Short question:
Has anybody got any C# code to parse robots.txt and then evaluate URLS against it so see if they would be excluded or not.
Long question:
I have been creating a sitemap for a new site yet to be released to google. The sitemap has two modes, a user mode (like a traditional sitemap) and an 'admin' mode.
The admin mode will show all possible URLS on the site, including customized entry URLS or URLS for a specific outside partner - such as example.com/oprah
for anyone who sees our site on Oprah. I want to track published links somewhere other than in an Excel spreadsheet.
I would have to assume that someone might publish the /oprah
link on their blog or somewhere. We don't actually want this 'mini-oprah site' to be indexed because it would result in non-oprah viewers being able to find the special Oprah offers.

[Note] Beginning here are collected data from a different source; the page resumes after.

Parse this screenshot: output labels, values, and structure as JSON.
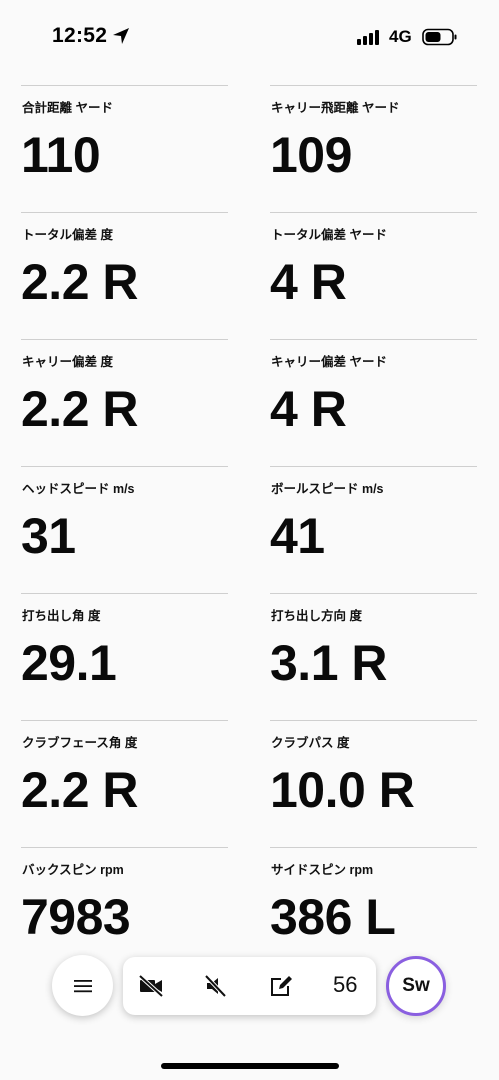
{
  "status_bar": {
    "time": "12:52",
    "network": "4G"
  },
  "metrics": [
    {
      "label": "合計距離 ヤード",
      "value": "110"
    },
    {
      "label": "キャリー飛距離 ヤード",
      "value": "109"
    },
    {
      "label": "トータル偏差 度",
      "value": "2.2 R"
    },
    {
      "label": "トータル偏差 ヤード",
      "value": "4 R"
    },
    {
      "label": "キャリー偏差 度",
      "value": "2.2 R"
    },
    {
      "label": "キャリー偏差 ヤード",
      "value": "4 R"
    },
    {
      "label": "ヘッドスピード m/s",
      "value": "31"
    },
    {
      "label": "ボールスピード m/s",
      "value": "41"
    },
    {
      "label": "打ち出し角 度",
      "value": "29.1"
    },
    {
      "label": "打ち出し方向 度",
      "value": "3.1 R"
    },
    {
      "label": "クラブフェース角 度",
      "value": "2.2 R"
    },
    {
      "label": "クラブパス 度",
      "value": "10.0 R"
    },
    {
      "label": "バックスピン rpm",
      "value": "7983"
    },
    {
      "label": "サイドスピン rpm",
      "value": "386 L"
    }
  ],
  "toolbar": {
    "shot_count": "56",
    "club": "Sw",
    "club_ring_color": "#8a5fe0",
    "icons": [
      "menu-icon",
      "video-off-icon",
      "sound-off-icon",
      "edit-icon"
    ]
  }
}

So at the same time I was creating the sitemap I also added URLS such as /oprah
to be excluded from our robots.txt
file.
Then (and this is the actual question) I thought 'wouldn't it be nice to be able to show on the sitemap whether or not files are indexed and visible to robots'. This would be quite simple - just parse robots.txt and then evaluate a link against it.
However this is a 'bonus feature' and I certainly don't have time to go off and write it (even thought its probably not that complex) - so I was wondering if anyone has already written any code to parse robots.txt ?